2. The lifter according to claim 1, wherein the movable mast structure is stationary during the first stage, and wherein the at least one drive member is stationary along the closed loop path during the second stage.

3. The lifter according to claim 2, wherein the movable mast structure comprises a stop retainer that is structured to stop the relative motion between the load carrier and the movable mast structure at the end of the first stage.

4. The lifter according to claim 1, further comprising at least one driving pinion for driving the at least one drive member, the driving pinion being attached to the fixed mast structure.

5. The lifter according to claim 4, further comprising one or more retaining rolls structured to provide an engaging connection between the at least one driving pinion and the at least one drive member.

6. lifter according to claim 1, further comprising at least one rack, in particular a toothed rack, rigidly connected to the movable mast structure and at least one rack pinion engaging the at least one rack and for driving the at least one rack.

7. The lifter according to claim 1, further comprising at least one guiding pinion, wherein the at least one guiding pinion is attached to the movable mast structure and is structured to guide the at least one drive member.

8. The lifter according to claim 1, further comprising an additional movable mast structure and an additional drive member for providing a connection between the additional movable mast structure and the fixed mast structure and structured to implement a third lifting stage.

9. The lifter according to claim 1, wherein the motor is an electric motor configured to provide power to the at least one drive member for lifting the load carrier during a lifting phase.

10. The lifter according to claim 9, wherein the electric motor is configured and managed to generate electric power during a lowering phase.
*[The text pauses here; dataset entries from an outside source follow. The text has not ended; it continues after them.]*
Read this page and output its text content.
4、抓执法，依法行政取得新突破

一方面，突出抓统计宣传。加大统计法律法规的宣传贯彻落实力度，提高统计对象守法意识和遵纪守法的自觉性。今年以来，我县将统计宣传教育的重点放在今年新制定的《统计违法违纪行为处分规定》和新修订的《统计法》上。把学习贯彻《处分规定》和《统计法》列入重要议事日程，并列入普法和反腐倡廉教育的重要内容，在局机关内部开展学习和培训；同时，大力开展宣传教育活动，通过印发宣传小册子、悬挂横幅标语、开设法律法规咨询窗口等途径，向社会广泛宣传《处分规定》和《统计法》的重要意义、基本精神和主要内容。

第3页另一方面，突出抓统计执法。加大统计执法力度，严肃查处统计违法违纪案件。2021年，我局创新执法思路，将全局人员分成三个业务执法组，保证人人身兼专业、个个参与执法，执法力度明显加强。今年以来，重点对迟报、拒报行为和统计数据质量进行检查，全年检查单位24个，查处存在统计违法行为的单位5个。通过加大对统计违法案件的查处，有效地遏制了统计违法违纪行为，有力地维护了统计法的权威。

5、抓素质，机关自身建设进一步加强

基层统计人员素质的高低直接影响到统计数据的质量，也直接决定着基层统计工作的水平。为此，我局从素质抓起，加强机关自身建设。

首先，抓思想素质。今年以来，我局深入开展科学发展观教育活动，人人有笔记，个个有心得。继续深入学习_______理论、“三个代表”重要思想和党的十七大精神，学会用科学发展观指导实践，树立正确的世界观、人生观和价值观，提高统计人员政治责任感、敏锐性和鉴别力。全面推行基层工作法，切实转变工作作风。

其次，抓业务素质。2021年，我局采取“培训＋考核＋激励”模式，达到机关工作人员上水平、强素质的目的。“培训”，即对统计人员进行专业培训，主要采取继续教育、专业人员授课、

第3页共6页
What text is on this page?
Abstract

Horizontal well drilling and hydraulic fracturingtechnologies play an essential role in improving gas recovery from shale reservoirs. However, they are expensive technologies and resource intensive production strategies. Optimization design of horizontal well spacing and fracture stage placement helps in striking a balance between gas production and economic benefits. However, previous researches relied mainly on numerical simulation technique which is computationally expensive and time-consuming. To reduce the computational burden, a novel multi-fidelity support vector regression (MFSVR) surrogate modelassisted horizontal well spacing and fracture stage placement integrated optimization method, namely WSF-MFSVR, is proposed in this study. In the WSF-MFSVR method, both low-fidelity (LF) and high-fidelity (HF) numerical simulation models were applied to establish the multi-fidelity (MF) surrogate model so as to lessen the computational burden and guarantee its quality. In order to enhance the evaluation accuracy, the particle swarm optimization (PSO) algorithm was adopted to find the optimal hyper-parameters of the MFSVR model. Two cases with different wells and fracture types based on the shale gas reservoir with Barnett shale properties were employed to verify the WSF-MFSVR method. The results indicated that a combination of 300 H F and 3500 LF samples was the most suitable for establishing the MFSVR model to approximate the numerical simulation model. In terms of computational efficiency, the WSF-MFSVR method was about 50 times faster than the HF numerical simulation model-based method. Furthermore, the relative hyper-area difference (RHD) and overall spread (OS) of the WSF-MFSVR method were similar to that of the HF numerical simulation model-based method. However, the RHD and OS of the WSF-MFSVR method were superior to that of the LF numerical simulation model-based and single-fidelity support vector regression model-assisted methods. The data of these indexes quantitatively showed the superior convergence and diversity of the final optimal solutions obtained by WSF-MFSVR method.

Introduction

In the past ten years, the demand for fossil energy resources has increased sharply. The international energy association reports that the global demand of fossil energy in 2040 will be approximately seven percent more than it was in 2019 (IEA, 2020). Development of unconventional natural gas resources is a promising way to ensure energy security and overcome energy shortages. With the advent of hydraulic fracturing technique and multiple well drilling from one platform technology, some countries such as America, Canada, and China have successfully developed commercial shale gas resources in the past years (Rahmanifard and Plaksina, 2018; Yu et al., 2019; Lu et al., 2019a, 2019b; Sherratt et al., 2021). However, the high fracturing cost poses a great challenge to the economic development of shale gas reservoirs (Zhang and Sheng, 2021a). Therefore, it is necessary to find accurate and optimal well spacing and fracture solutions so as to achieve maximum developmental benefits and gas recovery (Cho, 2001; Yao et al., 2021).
11. The lifter according to claim 10, wherein the electric motor is managed by a controller in order to charge an electric accumulator or wherein the electric motor is connected to an electro-brake.

12. The lifter according to claim 9, comprising an epicycloidal gearbox connected to the electric motor, wherein an external ring gear of the epicycloidal gearbox engages a rack rigidly connected to the fixed part of the lifter, and wherein at least one planetary gear of the epicycloidal gearbox is connected to a shaft with at least one driving pinion attached thereto, the at least one driving pinion engaging with wherein torque generated by the external ring gear and the at least one planetary gear are calculated to provide a lifting of the load carrier in a first stage and a lifting of the load carrier and the movable mast structure in a second stage.

13. A lift-truck comprising the lifter according to claim 1.

14. The lifter according to claim 1, wherein the load carrier is a fork load carrier.

15. The lifter according to claim 1, wherein the at least one drive member comprises at least one chain or rack.